I had a beautiful quartz tray that I used as ornamentation, and I knew I’d packed it in a small box…there! Triumphant, I pulled the tray out of the box, as well as a pretty little jewelry jar that was too small to fit anything in it but looked pretty on the tray.
Bit by bit, with a kind of zeal I hadn’t felt in a long time, I unpacked my things and found homes for every useless little trinket, every book, every bauble. No one could accuse me of being a minimalist, but that wasn’t a club I wanted to belong to. As I arranged my living room then moved on to the kitchen and bedroom, my shoulders straightened and my mood lightened.
This wouldn’t be my home forever, but it was my home now. It was the new year, and I’d be damned if I spent it wallowing in self-pity, wrapped in a duvet surrounded by bare walls.

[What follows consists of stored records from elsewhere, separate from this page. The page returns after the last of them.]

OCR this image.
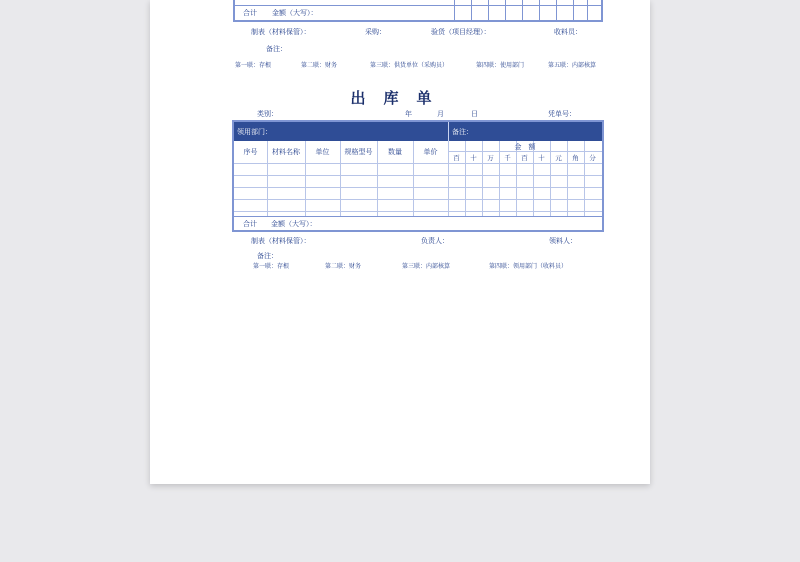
合计 金额（大写）：
制表（材料保管）：	采购：	验货（项目经理）：	收料员：
备注：
第一联：存根	第二联：财务	第三联：供货单位（采购员）	第四联：使用部门	第五联：内部核算
出库单
类别：	年	月	日	凭单号：
领用部门：	备注：
序号	材料名称	单位	规格型号	数量	单价
金　额
百	十	万	千	百	十	元	角	分
合计 金额（大写）：
制表（材料保管）：	负责人：	领料人：
备注：
第一联：存根	第二联：财务	第三联：内部核算	第四联：领用部门（收料员）
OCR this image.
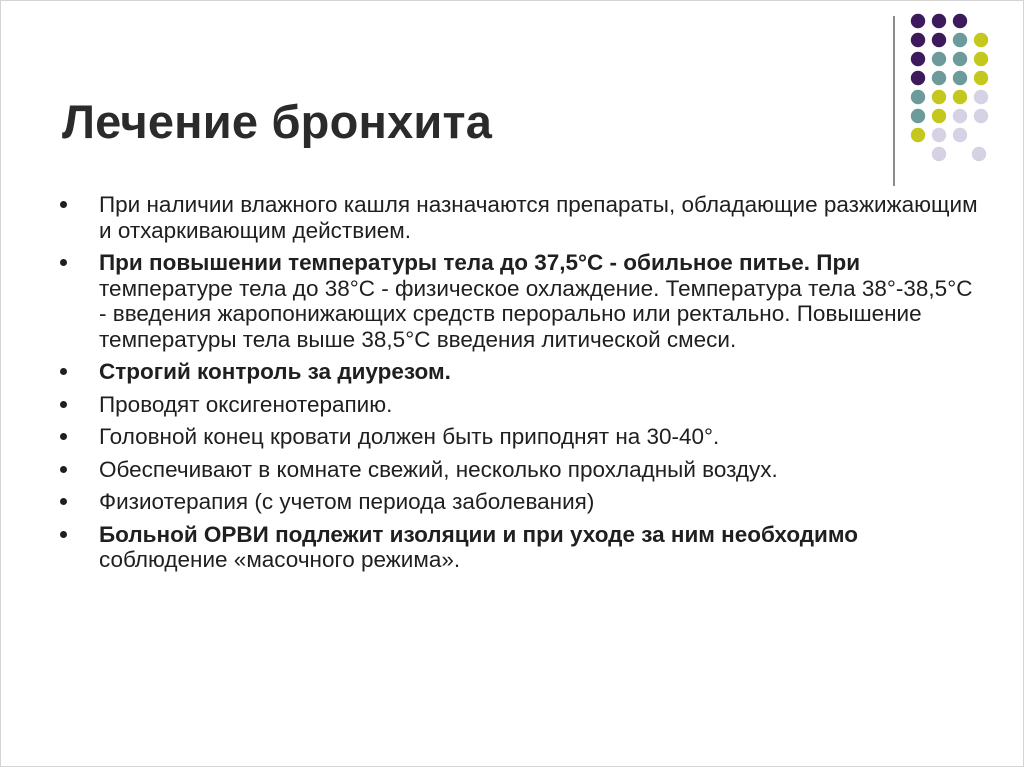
Лечение бронхита
При наличии влажного кашля назначаются препараты, обладающие разжижающим и отхаркивающим действием.
При повышении температуры тела до 37,5°С - обильное питье. При температуре тела до 38°С - физическое охлаждение. Температура тела 38°-38,5°С - введения жаропонижающих средств перорально или ректально. Повышение температуры тела выше 38,5°С введения литической смеси.
Строгий контроль за диурезом.
Проводят оксигенотерапию.
Головной конец кровати должен быть приподнят на 30-40°.
Обеспечивают в комнате свежий, несколько прохладный воздух.
Физиотерапия (с учетом периода заболевания)
Больной ОРВИ подлежит изоляции и при уходе за ним необходимо соблюдение «масочного режима».
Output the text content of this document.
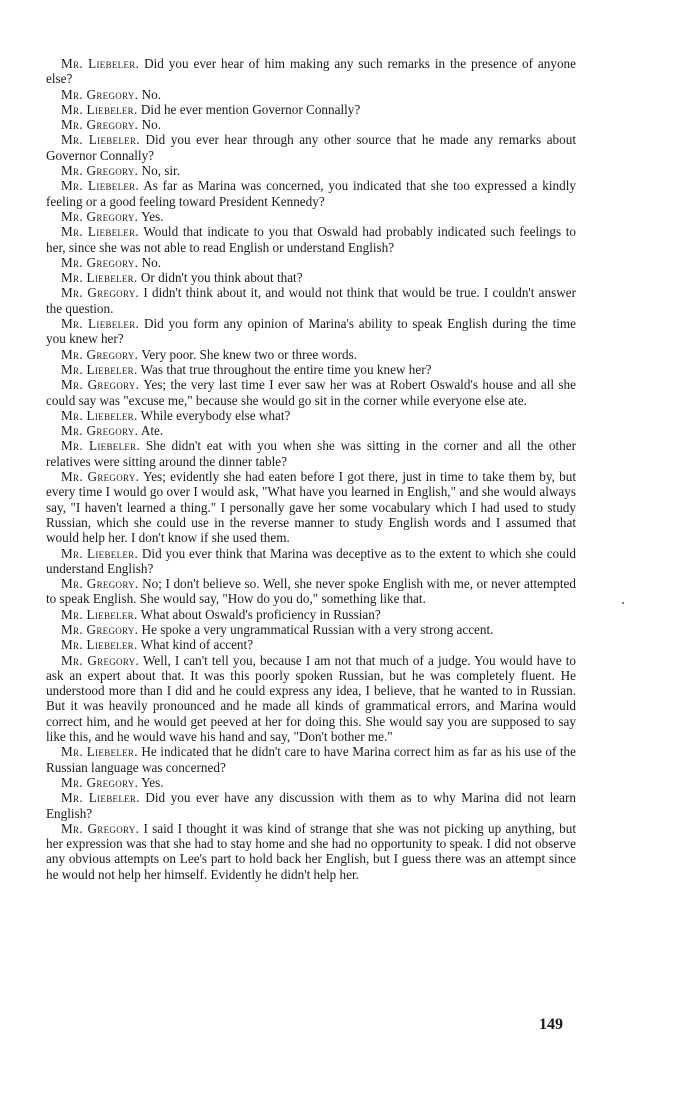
Mr. Liebeler. Did you ever hear of him making any such remarks in the presence of anyone else?

Mr. Gregory. No.

Mr. Liebeler. Did he ever mention Governor Connally?

Mr. Gregory. No.

Mr. Liebeler. Did you ever hear through any other source that he made any remarks about Governor Connally?

Mr. Gregory. No, sir.

Mr. Liebeler. As far as Marina was concerned, you indicated that she too expressed a kindly feeling or a good feeling toward President Kennedy?

Mr. Gregory. Yes.

Mr. Liebeler. Would that indicate to you that Oswald had probably indicated such feelings to her, since she was not able to read English or understand English?

Mr. Gregory. No.

Mr. Liebeler. Or didn't you think about that?

Mr. Gregory. I didn't think about it, and would not think that would be true. I couldn't answer the question.

Mr. Liebeler. Did you form any opinion of Marina's ability to speak English during the time you knew her?

Mr. Gregory. Very poor. She knew two or three words.

Mr. Liebeler. Was that true throughout the entire time you knew her?

Mr. Gregory. Yes; the very last time I ever saw her was at Robert Oswald's house and all she could say was "excuse me," because she would go sit in the corner while everyone else ate.

Mr. Liebeler. While everybody else what?

Mr. Gregory. Ate.

Mr. Liebeler. She didn't eat with you when she was sitting in the corner and all the other relatives were sitting around the dinner table?

Mr. Gregory. Yes; evidently she had eaten before I got there, just in time to take them by, but every time I would go over I would ask, "What have you learned in English," and she would always say, "I haven't learned a thing." I personally gave her some vocabulary which I had used to study Russian, which she could use in the reverse manner to study English words and I assumed that would help her. I don't know if she used them.

Mr. Liebeler. Did you ever think that Marina was deceptive as to the extent to which she could understand English?

Mr. Gregory. No; I don't believe so. Well, she never spoke English with me, or never attempted to speak English. She would say, "How do you do," something like that.

Mr. Liebeler. What about Oswald's proficiency in Russian?

Mr. Gregory. He spoke a very ungrammatical Russian with a very strong accent.

Mr. Liebeler. What kind of accent?

Mr. Gregory. Well, I can't tell you, because I am not that much of a judge. You would have to ask an expert about that. It was this poorly spoken Russian, but he was completely fluent. He understood more than I did and he could express any idea, I believe, that he wanted to in Russian. But it was heavily pronounced and he made all kinds of grammatical errors, and Marina would correct him, and he would get peeved at her for doing this. She would say you are supposed to say like this, and he would wave his hand and say, "Don't bother me."

Mr. Liebeler. He indicated that he didn't care to have Marina correct him as far as his use of the Russian language was concerned?

Mr. Gregory. Yes.

Mr. Liebeler. Did you ever have any discussion with them as to why Marina did not learn English?

Mr. Gregory. I said I thought it was kind of strange that she was not picking up anything, but her expression was that she had to stay home and she had no opportunity to speak. I did not observe any obvious attempts on Lee's part to hold back her English, but I guess there was an attempt since he would not help her himself. Evidently he didn't help her.

149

I’d wallow in self-pity wrapped in a duvet surrounded by fabulous artwork I’d bought at a dozen different flea markets over the course of a decade, thank you very much.
Chuffing to myself, I worked through the night. By the time the sky outside lightened, I collapsed onto my favorite teal couch, surrounded by all my beautiful things, and I smiled.
That was better.
I was still wearing my robe. My hair had mostly dried in my turban, and it would be a disaster when I finally decided to deal with it, but that was a problem for Future Nikki. For now, all I could do was rest my head on my soft pink pillow of crushed velvet—and sleep.